Lately I’ve been living in the past a bit on Facebook.
I’m a sucker for looking through the memories that pop up in the “On This Day” feature on the popular social media site. It’s entertaining for me to look at old photos where I was tagged, or look back at funny comments I’d posted online years ago.
Can you believe it was just eight years ago when Facebook started your little window to the world by saying “David Trinko is …” and I’d just complete the sentence, with wisdom such as “grilling out in 30-degree weather, because he wants to.” (True post from 2011.) I suspect I posted once or twice a day back in those days.
Nowadays, if you look through my Facebook, you’ll just see a weekly link to my column and maybe one observational post per week.

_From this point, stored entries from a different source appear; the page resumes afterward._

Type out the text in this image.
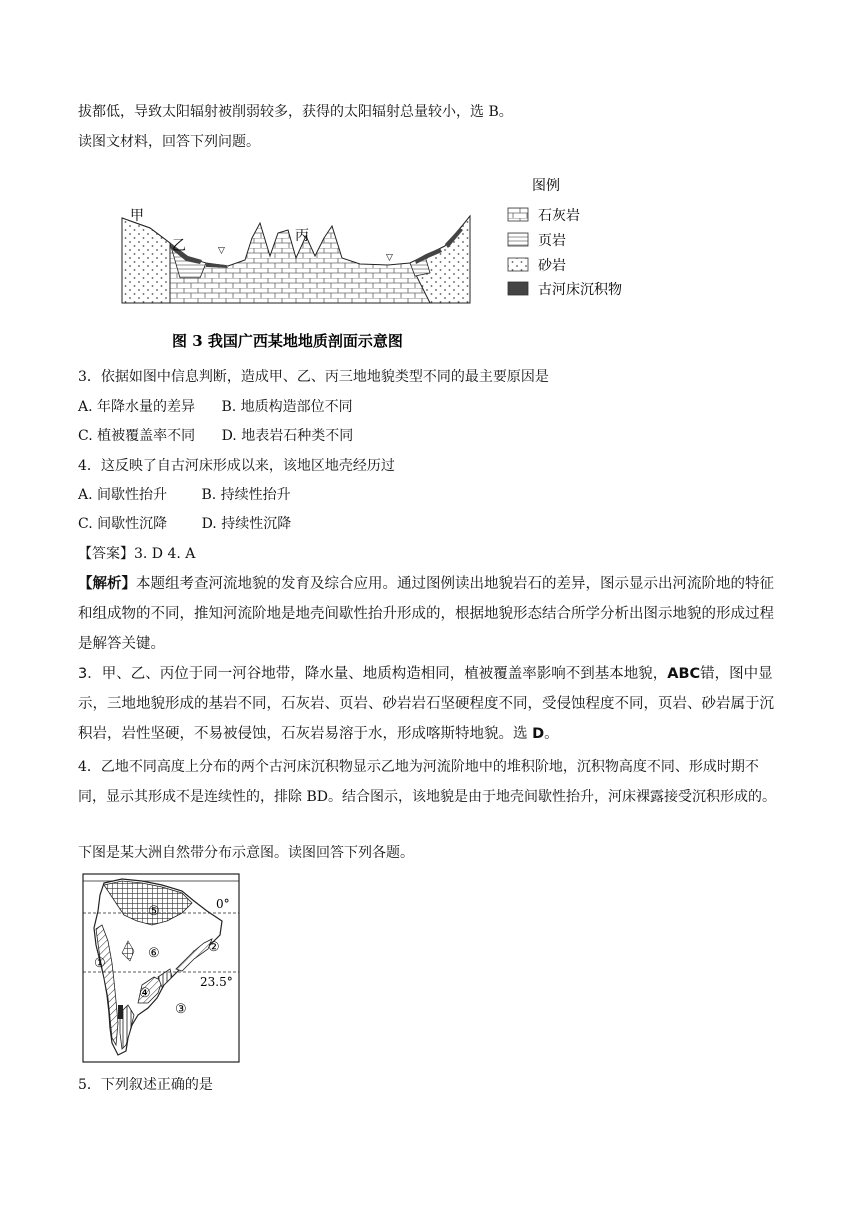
拔都低，导致太阳辐射被削弱较多，获得的太阳辐射总量较小，选 B。
读图文材料，回答下列问题。
▽
▽
甲
乙
丙
图例
石灰岩
页岩
砂岩
古河床沉积物
图 3 我国广西某地地质剖面示意图
3．依据如图中信息判断，造成甲、乙、丙三地地貌类型不同的最主要原因是
A. 年降水量的差异 B. 地质构造部位不同
C. 植被覆盖率不同 D. 地表岩石种类不同
4．这反映了自古河床形成以来，该地区地壳经历过
A. 间歇性抬升 B. 持续性抬升
C. 间歇性沉降 D. 持续性沉降
【答案】3. D 4. A
【解析】本题组考查河流地貌的发育及综合应用。通过图例读出地貌岩石的差异，图示显示出河流阶地的特征和组成物的不同，推知河流阶地是地壳间歇性抬升形成的，根据地貌形态结合所学分析出图示地貌的形成过程是解答关键。
3．甲、乙、丙位于同一河谷地带，降水量、地质构造相同，植被覆盖率影响不到基本地貌，ABC错，图中显示，三地地貌形成的基岩不同，石灰岩、页岩、砂岩岩石坚硬程度不同，受侵蚀程度不同，页岩、砂岩属于沉积岩，岩性坚硬，不易被侵蚀，石灰岩易溶于水，形成喀斯特地貌。选 D。
4．乙地不同高度上分布的两个古河床沉积物显示乙地为河流阶地中的堆积阶地，沉积物高度不同、形成时期不同，显示其形成不是连续性的，排除 BD。结合图示，该地貌是由于地壳间歇性抬升，河床裸露接受沉积形成的。
下图是某大洲自然带分布示意图。读图回答下列各题。
0°
23.5°
①
②
③
④
⑤
⑥
5．下列叙述正确的是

To quote B.B. King, “The thrill is gone."
Facebook and social media have become yet another chore, like clearing the spam out of your email.
Given my work at the newspaper, I can't abandon the social media behemoth. There are too many story ideas that pop up there, too many organizations that will share what they’re doing with their couple thousand followers but never think to contact the newspaper and its 70,000-plus person reach.
I blame Facebook’s technology mostly. It’s gotten too smart for its own good.
I recently noticed I’m seeing an awful lot of Florida State football popping up on my feed. That’s strange, since I’m an Ohio State fan, and I’ve never claimed to like the Seminoles. I finally broke down and looked at the advertising settings page.
It’s amazing what you can learn about yourself. It told me that I like role-playing games (which I don’t play), “Grey’s Anatomy” (which I don’t watch) and Florida State football (which I don’t enjoy, but I’d guess fans say that too).
I stared at it for a moment and thought back through my life how Facebook could have so completely misunderstood me. I realized when Florida State fired its coach, Willie Taggart, back in November, I read a story that popped up on my feed. Ever since, it’s convinced I’m a Seminoles fan.
Similarly, when I looked through the list of famous people it thinks I care about, NFL quarterbacks Aaron Rodgers, Tom Brady and Cam Newton all popped up. As a lifelong Chicago Bears fan, I couldn’t understand why Facebook wanted to show me so much about these people, other than the fact they’ve all driven the Bears nuts when they played.
The worst part is when I see this stuff that’s meaningless to me, I stop scrolling. I miss out on friends’ and family’s sharing of meaningful events in their lives or their funny moments.
At the risk of sounding like an old fart yelling at kids to get off his lawn, I miss the old Facebook. You know, the one where you mostly saw posts from old friends and acquaintances about what’s going on in their lives. It was the one where people weren’t driven apart by political views, pushed to yell and unfriend one another. We spent more time thinking about what we had in common than what was different.
This holiday season, I’m trying to be more thankful for what I have, including those nearly 500 friends and family members on Facebook (and even those 56 stalkers who decided to quietly follow me). I’m trying to game the system better, hitting “like” on more things I genuinely like and hitting the X to hide the things I don’t need in my life.
I’ll try to be more clever, witty and funny on there too, giving it one more chance to live up to its promise of bringing the world together. I don’t want to live my life on social media or portray it inaccurately, but there’s little harm in sharing a little piece of myself to try to make it the kind of network I want it to be.